I really kind of resent the whole funny zombie thing.
When I first saw "Night of the Living Dead," it struck a very particular nerve for me. I followed it up very quickly with "Dawn of the Dead" and after that I just couldn't get enough. I watched all the zombie movies I could find. Most of them, frankly, were terrible. Nobody got it the way Romero got it. But I was still entranced. There's just something fundamentally terrifying about the zombie to me in a way that vampires, werewolves, serial killers, etc. never will be. It's all about entropy and decay, the slow strangling death of the human species. It's about the end coming not in a great redemptive ball of fire (either through an act of God or nuclear fuckery), but right down in a gutter where your dead mom is chewing on your entrails. It's a dirty, foul way to shuffle off this mortal coil.
It was the early/mid-90s when I discovered Romero, so zombies weren't really a thing back then. They were my monster. Romero and his legion of the living dead belonged to me.
This, of course, all changed in the early/mid-2000s, and now we're caught up in the midst of a great zombie Renaissance that, to me, is as unwelcome as it is utterly baffling. I hate to be a whiny hipster about it, but I was into zombies before they were cool.
Most of the new zombie stuff is pretty terrible (to be fair, most of the old zombie stuff was pretty terrible, too). But it's terrible in a new way — self-aware and ironic in a way that I just find insufferable.
I refuse to read "Pride and Prejudice and Zombies," because fuck that shit. There's even a book I see on the horror shelves at Barnes & Noble that's all about the Beatles as zombies. I mean, come the fuck on.
Zombies have been neutered.
They're, like, cute now.
Ugh.
Granted, there has been some good stuff over the last few years, stuff that does honor the zombie for the horrible nightmare it is. Max Brooks's "World War Z" is as good as everyone says it is (the movie not so much). Justin Cronin's "The Passage" is technically about vampires, but he captures the melancholy spirit that typifies the best of the zombie genre. I have a love-hate relationship with "The Walking Dead," but I appreciate that they're interested in exploring the essential tragedy and sadness of what a zombie apocalypse would really look like.
And then there's this short film, which does in seven minutes what "The Walking Dead" struggles to do over the course of a season.
But the funny zombie thing is the worst.
EXCEPT. "Shaun of the Dead."
I can't even begin to express the level of love I have for this film. When I think of the movies I've laughed at the hardest over the last, I dunno, 15 or 20 years, "Shaun of the Dead" is way up at the top of the list.

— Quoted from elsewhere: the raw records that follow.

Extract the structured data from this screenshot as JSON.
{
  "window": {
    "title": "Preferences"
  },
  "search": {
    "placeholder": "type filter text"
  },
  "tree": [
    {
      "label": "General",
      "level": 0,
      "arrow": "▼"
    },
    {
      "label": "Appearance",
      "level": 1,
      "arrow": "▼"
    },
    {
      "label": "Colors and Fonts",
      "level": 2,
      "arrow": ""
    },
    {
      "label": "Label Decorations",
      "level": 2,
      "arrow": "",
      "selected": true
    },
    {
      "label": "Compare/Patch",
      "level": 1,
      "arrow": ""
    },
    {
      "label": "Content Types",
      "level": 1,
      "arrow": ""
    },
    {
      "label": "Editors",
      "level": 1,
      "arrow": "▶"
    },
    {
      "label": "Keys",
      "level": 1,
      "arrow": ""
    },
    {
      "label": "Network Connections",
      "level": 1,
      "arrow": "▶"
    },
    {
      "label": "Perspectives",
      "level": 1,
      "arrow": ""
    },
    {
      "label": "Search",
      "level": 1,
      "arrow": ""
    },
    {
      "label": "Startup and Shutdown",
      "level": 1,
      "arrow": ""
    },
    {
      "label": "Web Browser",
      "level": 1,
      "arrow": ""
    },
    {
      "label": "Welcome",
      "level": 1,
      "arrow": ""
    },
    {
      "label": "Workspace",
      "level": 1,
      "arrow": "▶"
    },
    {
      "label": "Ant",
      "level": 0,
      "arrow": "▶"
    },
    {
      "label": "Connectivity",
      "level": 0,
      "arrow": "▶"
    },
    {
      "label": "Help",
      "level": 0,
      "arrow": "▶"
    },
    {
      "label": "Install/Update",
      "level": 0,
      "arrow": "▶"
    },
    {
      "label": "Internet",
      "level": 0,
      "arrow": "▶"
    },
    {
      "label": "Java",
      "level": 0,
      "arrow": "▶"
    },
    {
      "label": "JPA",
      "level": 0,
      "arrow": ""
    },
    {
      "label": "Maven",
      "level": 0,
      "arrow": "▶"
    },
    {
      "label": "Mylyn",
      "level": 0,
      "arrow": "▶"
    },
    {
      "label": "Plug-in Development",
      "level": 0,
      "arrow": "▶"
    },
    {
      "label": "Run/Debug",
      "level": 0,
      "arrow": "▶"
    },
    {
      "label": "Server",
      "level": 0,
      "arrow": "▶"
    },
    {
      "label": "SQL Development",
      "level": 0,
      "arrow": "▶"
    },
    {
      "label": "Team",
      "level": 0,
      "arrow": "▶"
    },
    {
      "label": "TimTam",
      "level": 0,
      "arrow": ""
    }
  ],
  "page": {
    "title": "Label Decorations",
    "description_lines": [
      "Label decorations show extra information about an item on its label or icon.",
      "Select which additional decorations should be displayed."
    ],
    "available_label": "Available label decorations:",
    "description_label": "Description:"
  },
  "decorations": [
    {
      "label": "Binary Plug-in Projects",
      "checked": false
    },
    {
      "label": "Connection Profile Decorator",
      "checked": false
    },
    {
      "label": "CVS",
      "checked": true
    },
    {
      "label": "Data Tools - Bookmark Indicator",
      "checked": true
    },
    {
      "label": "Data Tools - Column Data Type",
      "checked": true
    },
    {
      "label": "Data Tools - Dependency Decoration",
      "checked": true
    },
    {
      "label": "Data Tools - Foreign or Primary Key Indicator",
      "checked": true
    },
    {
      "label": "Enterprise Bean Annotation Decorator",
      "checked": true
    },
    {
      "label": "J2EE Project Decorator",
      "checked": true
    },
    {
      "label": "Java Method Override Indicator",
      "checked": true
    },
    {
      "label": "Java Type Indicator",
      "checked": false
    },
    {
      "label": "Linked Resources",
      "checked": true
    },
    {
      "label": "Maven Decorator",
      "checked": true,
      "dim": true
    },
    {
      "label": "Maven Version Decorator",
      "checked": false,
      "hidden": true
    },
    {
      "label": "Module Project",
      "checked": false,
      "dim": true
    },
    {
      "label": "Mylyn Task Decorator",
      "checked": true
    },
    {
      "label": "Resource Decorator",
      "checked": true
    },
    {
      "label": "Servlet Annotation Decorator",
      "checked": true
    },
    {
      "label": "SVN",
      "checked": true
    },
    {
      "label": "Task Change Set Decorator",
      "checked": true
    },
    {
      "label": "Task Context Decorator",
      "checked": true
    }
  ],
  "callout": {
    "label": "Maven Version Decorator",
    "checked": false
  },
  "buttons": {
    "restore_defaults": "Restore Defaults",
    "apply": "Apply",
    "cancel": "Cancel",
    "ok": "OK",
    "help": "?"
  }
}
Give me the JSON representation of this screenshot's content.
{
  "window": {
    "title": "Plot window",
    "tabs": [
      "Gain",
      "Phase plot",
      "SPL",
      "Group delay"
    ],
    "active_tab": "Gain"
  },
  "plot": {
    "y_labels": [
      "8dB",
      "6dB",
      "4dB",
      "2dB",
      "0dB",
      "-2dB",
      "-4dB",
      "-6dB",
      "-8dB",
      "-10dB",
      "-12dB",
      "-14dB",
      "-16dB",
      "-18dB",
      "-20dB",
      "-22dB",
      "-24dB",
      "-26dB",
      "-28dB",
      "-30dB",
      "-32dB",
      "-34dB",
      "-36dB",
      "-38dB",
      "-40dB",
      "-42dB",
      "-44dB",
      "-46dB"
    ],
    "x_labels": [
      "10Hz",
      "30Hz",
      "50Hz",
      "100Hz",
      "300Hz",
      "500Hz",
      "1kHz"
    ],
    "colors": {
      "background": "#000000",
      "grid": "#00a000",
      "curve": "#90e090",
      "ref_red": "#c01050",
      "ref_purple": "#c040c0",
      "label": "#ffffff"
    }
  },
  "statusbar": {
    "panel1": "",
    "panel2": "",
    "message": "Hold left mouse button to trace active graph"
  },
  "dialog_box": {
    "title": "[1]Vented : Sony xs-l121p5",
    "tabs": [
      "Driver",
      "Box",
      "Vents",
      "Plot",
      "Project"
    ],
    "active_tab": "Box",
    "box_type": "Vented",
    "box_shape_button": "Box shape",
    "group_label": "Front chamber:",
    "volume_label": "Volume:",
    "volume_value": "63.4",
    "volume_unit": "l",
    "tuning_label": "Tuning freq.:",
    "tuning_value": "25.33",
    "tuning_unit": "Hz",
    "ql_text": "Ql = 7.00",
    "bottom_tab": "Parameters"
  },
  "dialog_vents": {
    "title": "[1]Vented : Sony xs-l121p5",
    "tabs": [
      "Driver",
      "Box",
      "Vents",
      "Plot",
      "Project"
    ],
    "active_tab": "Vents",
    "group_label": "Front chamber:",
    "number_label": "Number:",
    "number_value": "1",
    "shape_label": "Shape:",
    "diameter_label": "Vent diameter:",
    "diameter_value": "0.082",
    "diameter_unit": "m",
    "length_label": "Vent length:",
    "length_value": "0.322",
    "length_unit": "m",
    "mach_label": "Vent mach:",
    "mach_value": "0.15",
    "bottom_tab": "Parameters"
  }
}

What makes this film different? Well, for one thing, it pretty much invented the modern funny zombie thing ("Return of the Living Dead" doesn't count. It's funny in a very 80s, camp way which is markedly different from the current trend). What has become so annoying to me in the decade since was completely fresh and original at the time.
But it's also just better. Simon Pegg and Nick Frost are absolute comic geniuses with an impeccable sense of timing that is pretty much unmatched by anyone else working today. In fact, there isn't a weak spot in entire cast. Everyone is working at the top of their game. The writing is incredibly sharp, each joke funnier and more quotable than the last.
Edgar Wright's direction is the real revelation here. It's hard to believe this a debut film (granted, he had been honing his craft in British television for years before). It's remarkably self-assured. Every shot and every edit is meaningful. Fully half of the laughs in this film come from what he's doing with the camera rather than the performances.
But, as silly as this film is, it manages to transcend parody and work as a legitimate zombie film. I wouldn't call it scary, exactly. But they get it. Shaun isn't just a bundle of comic tics and clever one liners, any more than Ben from "Night" is a stock horror-movie hero. Wright follows Romero's lead in using the zombies as a catalyst for personal crisis and growth. Shaun is a real person, with genuine desires and very human flaws. The movie is about growing up. It's about friendship. It's about family. It's also about clubbing a zombie to death with a cricket bat.
This tricky balancing act has become a trademark of the trio's "Cornetto Trilogy" ("Shaun," "Hot Fuzz," and last year's "The World's End"). I'm consistently stunned by Wright, Pegg and Frost's ability to balance silliness and absurdity with grounded, personal storytelling. Pegg and Frost are as good when they're being serious as they are when they're hamming it up, and they're able to make that shift on a dime, sometimes three or four times within a single scene.
For my money, "Shaun" is the best of the three, but all three films are works of comic genius and truly stellar filmmaking. I don't need any more funny zombies, but I'll be watching and rewatching "Shaun of the Dead" until the day I die.